All memorable and successful stories have one thing in common. They all have memorable characters that have become part of our culture. In film, or in any fiction/non-fiction, the best stories are told within the context of human relationships; it is not so much what happens that affects us, but what happens to whom.
Great stories are about characters we care about. Characters who embody our emotions and, at some level, even our thoughts? People who are caught up in events, and have to make difficult decisions and choices which affect other people.
Timeless stories are about characters making choices and forming commitments to each other in difficult circumstances and what these characters are willing to do to keep their commitments; it is through commitments a character makes and struggles to keep we find out who the character really is.
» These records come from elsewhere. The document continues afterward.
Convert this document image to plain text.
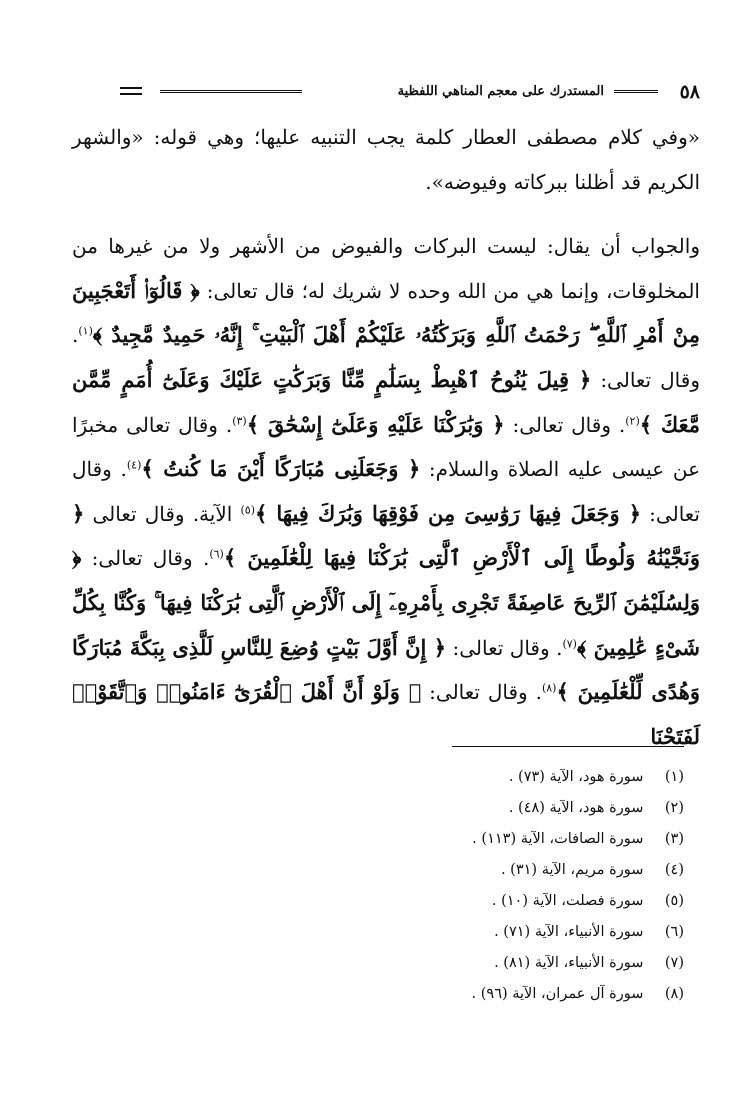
٥٨
المستدرك على معجم المناهي اللفظية

«وفي كلام مصطفى العطار كلمة يجب التنبيه عليها؛ وهي قوله: «والشهر الكريم قد أظلنا ببركاته وفيوضه».

والجواب أن يقال: ليست البركات والفيوض من الأشهر ولا من غيرها من المخلوقات، وإنما هي من الله وحده لا شريك له؛ قال تعالى: ﴿ قَالُوٓا۟ أَتَعْجَبِينَ مِنْ أَمْرِ ٱللَّهِ ۖ رَحْمَتُ ٱللَّهِ وَبَرَكَٰتُهُۥ عَلَيْكُمْ أَهْلَ ٱلْبَيْتِ ۚ إِنَّهُۥ حَمِيدٌ مَّجِيدٌ ﴾$^{(١)}$. وقال تعالى: ﴿ قِيلَ يَٰنُوحُ ٱهْبِطْ بِسَلَٰمٍ مِّنَّا وَبَرَكَٰتٍ عَلَيْكَ وَعَلَىٰٓ أُمَمٍ مِّمَّن مَّعَكَ ﴾$^{(٢)}$. وقال تعالى: ﴿ وَبَٰرَكْنَا عَلَيْهِ وَعَلَىٰٓ إِسْحَٰقَ ﴾$^{(٣)}$. وقال تعالى مخبرًا عن عيسى عليه الصلاة والسلام: ﴿ وَجَعَلَنِى مُبَارَكًا أَيْنَ مَا كُنتُ ﴾$^{(٤)}$. وقال تعالى: ﴿ وَجَعَلَ فِيهَا رَوَٰسِىَ مِن فَوْقِهَا وَبَٰرَكَ فِيهَا ﴾$^{(٥)}$ الآية. وقال تعالى ﴿ وَنَجَّيْنَٰهُ وَلُوطًا إِلَى ٱلْأَرْضِ ٱلَّتِى بَٰرَكْنَا فِيهَا لِلْعَٰلَمِينَ ﴾$^{(٦)}$. وقال تعالى: ﴿ وَلِسُلَيْمَٰنَ ٱلرِّيحَ عَاصِفَةً تَجْرِى بِأَمْرِهِۦٓ إِلَى ٱلْأَرْضِ ٱلَّتِى بَٰرَكْنَا فِيهَا ۚ وَكُنَّا بِكُلِّ شَىْءٍ عَٰلِمِينَ ﴾$^{(٧)}$. وقال تعالى: ﴿ إِنَّ أَوَّلَ بَيْتٍ وُضِعَ لِلنَّاسِ لَلَّذِى بِبَكَّةَ مُبَارَكًا وَهُدًى لِّلْعَٰلَمِينَ ﴾$^{(٨)}$. وقال تعالى: ﴿ وَلَوْ أَنَّ أَهْلَ ٱلْقُرَىٰٓ ءَامَنُوا۟ وَٱتَّقَوْا۟ لَفَتَحْنَا

(١) سورة هود، الآية (٧٣) .
(٢) سورة هود، الآية (٤٨) .
(٣) سورة الصافات، الآية (١١٣) .
(٤) سورة مريم، الآية (٣١) .
(٥) سورة فصلت، الآية (١٠) .
(٦) سورة الأنبياء، الآية (٧١) .
(٧) سورة الأنبياء، الآية (٨١) .
(٨) سورة آل عمران، الآية (٩٦) .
Before you put a word to paper, you must know the character. It is through characters that audiences/readers experience emotions, through the characters they are touched deeply.
Your aim as a writer is to:
- Create full-bodied, three-dimensional characters who will move the story forward with skill and clarity.
- Create characters an audience/readers want to spend time with
- Create heroes, anti-heroes, villains, and every complicated variation of human nature in between
- Characters the audience/readers will want to join on a journey both foreign and familiar.
- Characters in situations the audience recognize
- Characters who are the audience and readers’ agents in the fictional world, act out their desire for romance, revenge, retribution, for control.
Character is the essential foundation of your story.
It is the heart, soul, and nervous system of your story.